In [1]:
import pandas as pd
import numpy as np
import scipy.stats as st
import matplotlib.pyplot as plt
import seaborn as sns

### One tailed t-test ###

In a packing plant, a machine packs cartons with jars. It is supposed that a new machine will pack faster on the average than the machine currently used. To test that hypothesis, the times it takes each machine to pack ten cartons are recorded. The results, in seconds, are shown in the tables in the file files_for_lab/machine.txt.

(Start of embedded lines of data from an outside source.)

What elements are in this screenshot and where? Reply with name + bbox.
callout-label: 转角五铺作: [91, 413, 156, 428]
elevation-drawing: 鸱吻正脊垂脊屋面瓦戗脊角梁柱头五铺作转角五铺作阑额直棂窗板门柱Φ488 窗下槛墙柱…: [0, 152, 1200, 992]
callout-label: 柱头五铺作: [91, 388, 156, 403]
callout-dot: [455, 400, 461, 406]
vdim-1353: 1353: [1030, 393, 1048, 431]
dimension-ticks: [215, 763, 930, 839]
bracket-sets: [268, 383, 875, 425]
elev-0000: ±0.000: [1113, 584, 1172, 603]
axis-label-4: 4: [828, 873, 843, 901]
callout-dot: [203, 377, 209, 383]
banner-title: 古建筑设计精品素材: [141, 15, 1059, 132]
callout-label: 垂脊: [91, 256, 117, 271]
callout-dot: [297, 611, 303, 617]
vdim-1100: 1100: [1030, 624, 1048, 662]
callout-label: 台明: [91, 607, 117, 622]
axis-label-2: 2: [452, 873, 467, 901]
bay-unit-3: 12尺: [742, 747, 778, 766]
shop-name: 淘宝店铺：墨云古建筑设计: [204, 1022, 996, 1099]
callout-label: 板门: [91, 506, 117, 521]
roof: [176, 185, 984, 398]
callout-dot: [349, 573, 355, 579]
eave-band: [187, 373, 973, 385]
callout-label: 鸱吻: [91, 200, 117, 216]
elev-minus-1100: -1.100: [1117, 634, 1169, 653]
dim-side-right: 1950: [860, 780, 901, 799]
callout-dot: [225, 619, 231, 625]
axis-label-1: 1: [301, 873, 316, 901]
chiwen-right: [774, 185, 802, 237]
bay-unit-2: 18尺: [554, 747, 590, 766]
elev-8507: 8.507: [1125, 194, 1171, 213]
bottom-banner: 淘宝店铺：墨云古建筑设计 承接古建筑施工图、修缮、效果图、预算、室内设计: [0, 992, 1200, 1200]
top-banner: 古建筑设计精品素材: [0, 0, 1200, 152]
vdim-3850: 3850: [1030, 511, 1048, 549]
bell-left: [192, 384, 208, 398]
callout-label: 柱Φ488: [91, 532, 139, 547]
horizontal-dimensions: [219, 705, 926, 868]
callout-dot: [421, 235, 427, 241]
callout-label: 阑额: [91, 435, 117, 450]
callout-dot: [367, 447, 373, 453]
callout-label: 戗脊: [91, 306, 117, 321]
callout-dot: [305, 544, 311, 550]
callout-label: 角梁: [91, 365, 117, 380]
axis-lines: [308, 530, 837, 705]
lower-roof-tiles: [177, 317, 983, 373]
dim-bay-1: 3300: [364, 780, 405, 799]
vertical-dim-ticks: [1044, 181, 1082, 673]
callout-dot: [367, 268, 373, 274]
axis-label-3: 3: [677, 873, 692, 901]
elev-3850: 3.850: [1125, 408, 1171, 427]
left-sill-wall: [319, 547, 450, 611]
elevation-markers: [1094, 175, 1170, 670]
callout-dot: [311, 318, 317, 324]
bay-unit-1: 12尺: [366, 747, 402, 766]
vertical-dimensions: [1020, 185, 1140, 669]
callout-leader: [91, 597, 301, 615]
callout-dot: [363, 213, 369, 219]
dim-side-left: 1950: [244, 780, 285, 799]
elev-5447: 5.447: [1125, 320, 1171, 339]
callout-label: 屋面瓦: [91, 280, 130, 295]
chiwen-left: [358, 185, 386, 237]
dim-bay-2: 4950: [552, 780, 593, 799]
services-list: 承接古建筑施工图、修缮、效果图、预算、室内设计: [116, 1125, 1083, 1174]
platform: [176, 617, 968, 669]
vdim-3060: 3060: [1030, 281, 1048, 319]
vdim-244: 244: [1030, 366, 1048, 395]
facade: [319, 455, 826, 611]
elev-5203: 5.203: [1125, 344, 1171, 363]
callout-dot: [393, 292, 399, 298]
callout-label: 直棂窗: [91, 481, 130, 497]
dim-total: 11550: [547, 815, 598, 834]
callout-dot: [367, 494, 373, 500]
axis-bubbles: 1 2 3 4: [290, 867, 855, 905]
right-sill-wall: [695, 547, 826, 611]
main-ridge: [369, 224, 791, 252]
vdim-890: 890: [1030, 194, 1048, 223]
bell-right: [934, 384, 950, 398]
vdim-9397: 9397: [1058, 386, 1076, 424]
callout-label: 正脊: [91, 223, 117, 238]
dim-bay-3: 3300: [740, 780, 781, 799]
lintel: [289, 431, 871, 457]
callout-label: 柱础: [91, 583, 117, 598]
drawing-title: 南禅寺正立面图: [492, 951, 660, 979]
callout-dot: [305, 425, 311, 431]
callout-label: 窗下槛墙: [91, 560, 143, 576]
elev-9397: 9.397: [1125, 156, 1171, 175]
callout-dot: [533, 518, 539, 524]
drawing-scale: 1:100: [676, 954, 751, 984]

Assume that there is sufficient evidence to conduct the t test, does the data provide sufficient evidence to show if one machine is better than the other?

In [None]:
### H0: Both machines pack equally fast
### H1: The new machine packs faster 

In [18]:
data = pd.read_csv("files_for_lab/machine.txt", encoding = "utf-16", sep = "\t", names = ["New", "Old"], header=0)

In [23]:
data.head()

Unnamed: 0,New,Old
0,42.1,42.7
1,41.0,43.6
2,41.3,43.8
3,41.8,43.3
4,42.4,42.5


In [22]:
st.ttest_ind(data["New"], data["Old"], alternative = "less")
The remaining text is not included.